Bioflux Analyses

Tobias Weise; Bettina Boettcher; Slavena Vylkova

Feb 06, 2020

Version 2

Bioflux Analyses V.2

DOI

dx.doi.org/10.17504/protocols.io.bb7qirmw

Tobias Weise¹,
Bettina Boettcher²,
Slavena Vylkova²

¹BioControl Jena GmbH, Jena, Germany;
²Septomics Research Center, Friedrich Schiller University and Leibniz Institute for Natural Product Research and Infection Biology – Hans Knöll Institute, Jena, Germany

Tobias Weise

BioControl Jena GmbH

DOI: dx.doi.org/10.17504/protocols.io.bb7qirmw

Collection Citation: Tobias Weise, Bettina Boettcher, Slavena Vylkova 2020. Bioflux Analyses. protocols.io https://dx.doi.org/10.17504/protocols.io.bb7qirmw

Manuscript citation:

This work was supported by the German Ministry for Education and Science in the program Unternehmen Region (BMBF 03Z2JN11).

License: This is an open access collection distributed under the terms of the Creative Commons Attribution License, which permits unrestricted use, distribution, and reproduction in any medium, provided the original author and source are credited

Protocol status: Working

We use this protocol and it's working

Created: February 05, 2020

Last Modified: February 06, 2020

Collection Integer ID: 32720

Keywords: Candida Albicans, Biofilm, Biofilm Formation, Growth Rate, Image Preprocessing, Edge Detection, ODE Model, Parameter Estimation

Abstract

Biofilm formation under shear flow conditions was monitored using the Bioflux1000 device (Fluxion Biosciences, Inc.). In short, Candida albicans overnight cultures were washed in pre-warmed RPMI medium. Cells were seeded for 2-5 sec from the outlet well into the channels of Bioflux1000 flow chambers, which were primed before with warm medium. The cells were allowed to adhere to the channels for 90 min without any flow, followed by removal of non-adherent cells by flowing fresh, pre-warmed RPMI medium for 5 sec. Shear flow was set for time series experiments over 24 h biofilm formation and images were captured every 20 min. Two channels were investigated in parallel having a 10 × magnification to allow a direct comparison between a mutant and a reference (wild type) strain. Image capturing and stacks to movies was performed using the MetaMorph® Software (Molecular Devices).

Source material provided as AVI files was converted into single TIFF images as well as data frames containing meta data annotations. The individual image contains two growth chambers (wild type and mutant) separated by four edge lines. Images were rotated automatically to vertical alignment in order to carry out an automated chamber detection and analysis. The mean pixel intensity (i. e. grey scale value; reflecting cell density) of the individual chamber was calculated and added into the respective data frame. 

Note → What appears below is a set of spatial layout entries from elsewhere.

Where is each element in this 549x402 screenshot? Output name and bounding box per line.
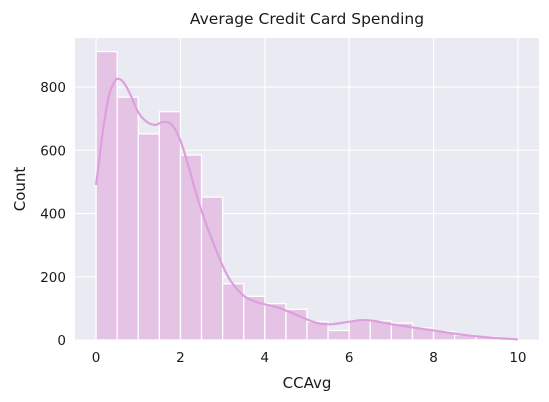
x-tick-label: 0 <box>92 350 101 366</box>
histogram-bar <box>116 96 139 341</box>
x-tick-label: 4 <box>261 350 270 366</box>
x-tick-label: 6 <box>345 350 354 366</box>
y-tick-label: 600 <box>40 143 66 159</box>
x-tick-label: 10 <box>509 350 526 366</box>
y-tick-label: 800 <box>40 80 66 96</box>
y-tick-label: 400 <box>40 207 66 223</box>
histogram-bars <box>95 50 519 341</box>
x-tick-labels: 0 2 4 6 8 10 <box>92 350 527 366</box>
histogram-bar <box>95 50 118 341</box>
y-axis-label: Count <box>11 167 29 212</box>
chart-title: Average Credit Card Spending <box>190 10 424 28</box>
x-axis-label: CCAvg <box>283 374 332 392</box>
kde-curve <box>94 77 518 341</box>
histogram-bar <box>327 329 350 341</box>
y-tick-label: 0 <box>57 333 66 349</box>
histogram-bar <box>200 196 224 341</box>
histogram-bar <box>137 133 161 341</box>
histogram-bar <box>179 154 203 341</box>
x-tick-label: 2 <box>176 350 185 366</box>
histogram-bar <box>348 319 371 341</box>
y-tick-labels: 0 200 400 600 800 <box>40 80 66 349</box>
y-tick-label: 200 <box>40 270 66 286</box>
x-tick-label: 8 <box>429 350 438 366</box>
histogram-bar <box>158 111 182 341</box>
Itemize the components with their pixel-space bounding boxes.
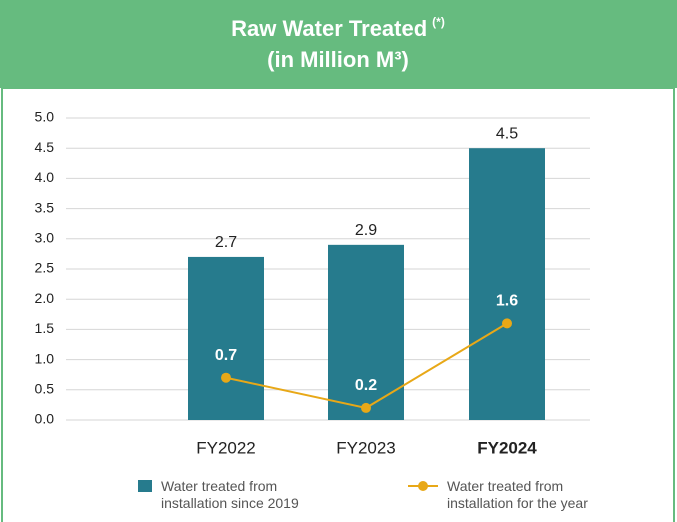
point (361, 402, 371, 413)
y-tick-label: 0.0 (35, 411, 55, 427)
frame (1, 87, 675, 522)
x-tick-label: FY2022 (196, 438, 256, 457)
data-label: 2.7 (215, 234, 237, 251)
y-tick-label: 2.0 (35, 290, 55, 306)
header (0, 0, 677, 88)
y-tick-label: 1.0 (35, 350, 55, 366)
title-text: Raw Water Treated (231, 16, 427, 41)
y-tick-label: 0.5 (35, 381, 55, 397)
x-tick-label: FY2023 (336, 438, 396, 457)
data-label: 1.6 (496, 293, 518, 310)
data-label: 2.9 (355, 222, 377, 239)
x-tick-label: FY2024 (477, 438, 537, 457)
title-note: (*) (432, 15, 445, 29)
bar (188, 256, 264, 420)
legend-dot (418, 481, 428, 491)
point (502, 318, 512, 329)
bar (469, 148, 545, 420)
legend-label: Water treated from installation since 20… (161, 478, 299, 511)
chart-title: Raw Water Treated (*) (231, 15, 445, 41)
y-tick-label: 1.5 (35, 320, 55, 336)
legend-swatch (138, 480, 152, 492)
point (221, 372, 231, 383)
data-label: 0.7 (215, 347, 237, 364)
bar (328, 244, 404, 420)
chart-subtitle: (in Million M³) (267, 47, 409, 72)
data-label: 0.2 (355, 377, 377, 394)
y-tick-label: 4.5 (35, 139, 55, 155)
y-tick-label: 3.5 (35, 199, 55, 215)
y-tick-label: 3.0 (35, 230, 55, 246)
y-tick-label: 4.0 (35, 169, 55, 185)
legend-label: Water treated from installation for the … (447, 478, 588, 511)
data-label: 4.5 (496, 125, 518, 142)
y-tick-label: 2.5 (35, 260, 55, 276)
y-tick-label: 5.0 (35, 109, 55, 125)
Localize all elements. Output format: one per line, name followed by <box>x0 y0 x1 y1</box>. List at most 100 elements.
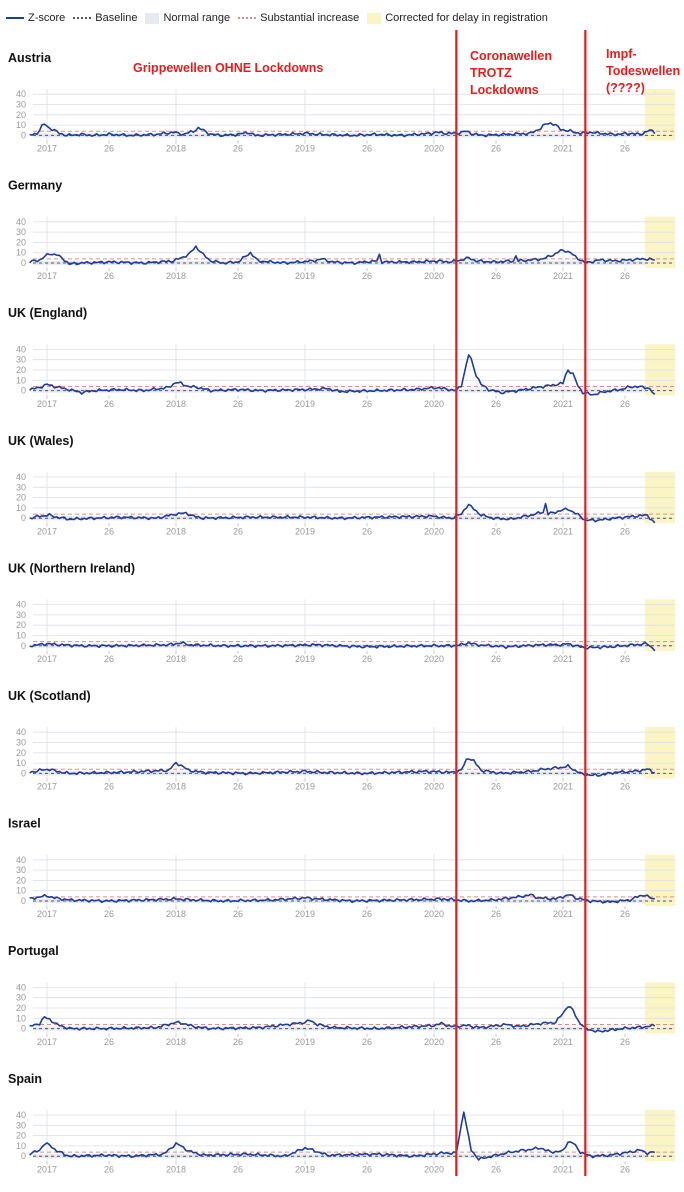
legend-item-substantial-increase: Substantial increase <box>238 12 359 24</box>
x-tick-label: 2017 <box>37 526 57 536</box>
x-tick-label: 26 <box>104 909 114 919</box>
y-tick-label: 0 <box>21 386 26 396</box>
chart-title-austria: Austria <box>8 51 52 65</box>
x-tick-label: 26 <box>620 144 630 154</box>
x-tick-label: 2020 <box>424 782 444 792</box>
x-tick-label: 2018 <box>166 1037 186 1047</box>
x-tick-label: 26 <box>491 399 501 409</box>
y-tick-label: 20 <box>16 237 26 247</box>
x-tick-label: 26 <box>104 271 114 281</box>
x-tick-label: 2020 <box>424 1164 444 1174</box>
y-tick-label: 40 <box>16 89 26 99</box>
zscore-line-portugal <box>29 1006 656 1033</box>
x-tick-label: 2020 <box>424 399 444 409</box>
y-tick-label: 40 <box>16 600 26 610</box>
chart-title-uk-northern-ireland: UK (Northern Ireland) <box>8 561 135 575</box>
y-tick-label: 30 <box>16 610 26 620</box>
x-tick-label: 2019 <box>295 1037 315 1047</box>
x-tick-label: 2021 <box>553 909 573 919</box>
y-tick-label: 40 <box>16 344 26 354</box>
y-tick-label: 30 <box>16 993 26 1003</box>
x-tick-label: 2019 <box>295 399 315 409</box>
legend-label-zscore: Z-score <box>28 12 66 24</box>
x-tick-label: 26 <box>233 144 243 154</box>
x-tick-label: 26 <box>104 1037 114 1047</box>
chart-title-germany: Germany <box>8 179 62 193</box>
coronawellen-annotation-line: Coronawellen <box>470 49 552 63</box>
x-tick-label: 2020 <box>424 526 444 536</box>
x-tick-label: 26 <box>233 526 243 536</box>
y-tick-label: 10 <box>16 375 26 385</box>
x-tick-label: 2019 <box>295 909 315 919</box>
chart-title-uk-england: UK (England) <box>8 306 87 320</box>
zscore-line-germany <box>29 245 655 266</box>
y-tick-label: 10 <box>16 248 26 258</box>
y-tick-label: 20 <box>16 1003 26 1013</box>
y-tick-label: 30 <box>16 1120 26 1130</box>
y-tick-label: 30 <box>16 865 26 875</box>
x-tick-label: 2020 <box>424 271 444 281</box>
x-tick-label: 26 <box>491 782 501 792</box>
y-tick-label: 20 <box>16 875 26 885</box>
grippewellen-annotation: Grippewellen OHNE Lockdowns <box>133 61 323 75</box>
x-tick-label: 26 <box>362 1037 372 1047</box>
y-tick-label: 30 <box>16 738 26 748</box>
zscore-line-uk-northern-ireland <box>29 641 656 652</box>
x-tick-label: 26 <box>104 654 114 664</box>
x-tick-label: 26 <box>233 909 243 919</box>
y-tick-label: 40 <box>16 217 26 227</box>
impf-todeswellen-annotation: Impf- Todeswellen (????) <box>606 47 680 95</box>
legend-item-normal-range: Normal range <box>145 12 230 24</box>
x-tick-label: 2019 <box>295 782 315 792</box>
x-tick-label: 2017 <box>37 399 57 409</box>
chart-title-israel: Israel <box>8 817 41 831</box>
x-tick-label: 2021 <box>553 399 573 409</box>
zscore-swatch <box>6 17 24 19</box>
y-tick-label: 40 <box>16 982 26 992</box>
y-tick-label: 0 <box>21 641 26 651</box>
y-tick-label: 30 <box>16 355 26 365</box>
baseline-swatch <box>73 17 92 19</box>
y-tick-label: 0 <box>21 1024 26 1034</box>
chart-title-uk-wales: UK (Wales) <box>8 434 74 448</box>
x-tick-label: 26 <box>491 654 501 664</box>
x-tick-label: 26 <box>362 526 372 536</box>
x-tick-label: 26 <box>104 399 114 409</box>
legend-item-corrected: Corrected for delay in registration <box>367 12 548 24</box>
legend-label-substantial-increase: Substantial increase <box>260 12 360 24</box>
x-tick-label: 2018 <box>166 271 186 281</box>
x-tick-label: 26 <box>233 1164 243 1174</box>
y-tick-label: 40 <box>16 472 26 482</box>
x-tick-label: 26 <box>362 271 372 281</box>
y-tick-label: 30 <box>16 482 26 492</box>
x-tick-label: 26 <box>233 782 243 792</box>
y-tick-label: 10 <box>16 503 26 513</box>
substantial-increase-swatch <box>238 17 257 19</box>
y-tick-label: 20 <box>16 365 26 375</box>
x-tick-label: 26 <box>491 271 501 281</box>
y-tick-label: 20 <box>16 1131 26 1141</box>
y-tick-label: 10 <box>16 1013 26 1023</box>
legend-label-corrected: Corrected for delay in registration <box>385 12 548 24</box>
y-tick-label: 30 <box>16 227 26 237</box>
x-tick-label: 26 <box>620 526 630 536</box>
x-tick-label: 26 <box>104 526 114 536</box>
zscore-line-uk-wales <box>29 502 656 524</box>
y-tick-label: 40 <box>16 1110 26 1120</box>
y-tick-label: 40 <box>16 727 26 737</box>
corrected-swatch <box>367 12 382 24</box>
legend: Z-score Baseline Normal range Substantia… <box>6 8 556 28</box>
zscore-line-israel <box>29 893 655 904</box>
x-tick-label: 26 <box>620 399 630 409</box>
x-tick-label: 2017 <box>37 1164 57 1174</box>
x-tick-label: 2017 <box>37 782 57 792</box>
x-tick-label: 2018 <box>166 654 186 664</box>
x-tick-label: 2020 <box>424 654 444 664</box>
zscore-line-austria <box>29 122 656 138</box>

An ODE model reflecting the logistic growth as well as the lag phase was fitted to the individual experiments. Fitting was carried out by minimising a cost function (unweighted least-squares-based) using the Nelder-Mead algorithm. Growth rate time series generated from the fitted model were used to compare wild type and mutant regarding the maximum observed growth rates at their respective time points.

All computations were performed using the programming language python (version 3.6.9) and the additional packages numpy (version 1.16.2), opencv-python (version 4.1.1.26), pandas (version 0.25.0), scipy (version 1.3.1) and scikit-image (version 0.15.0).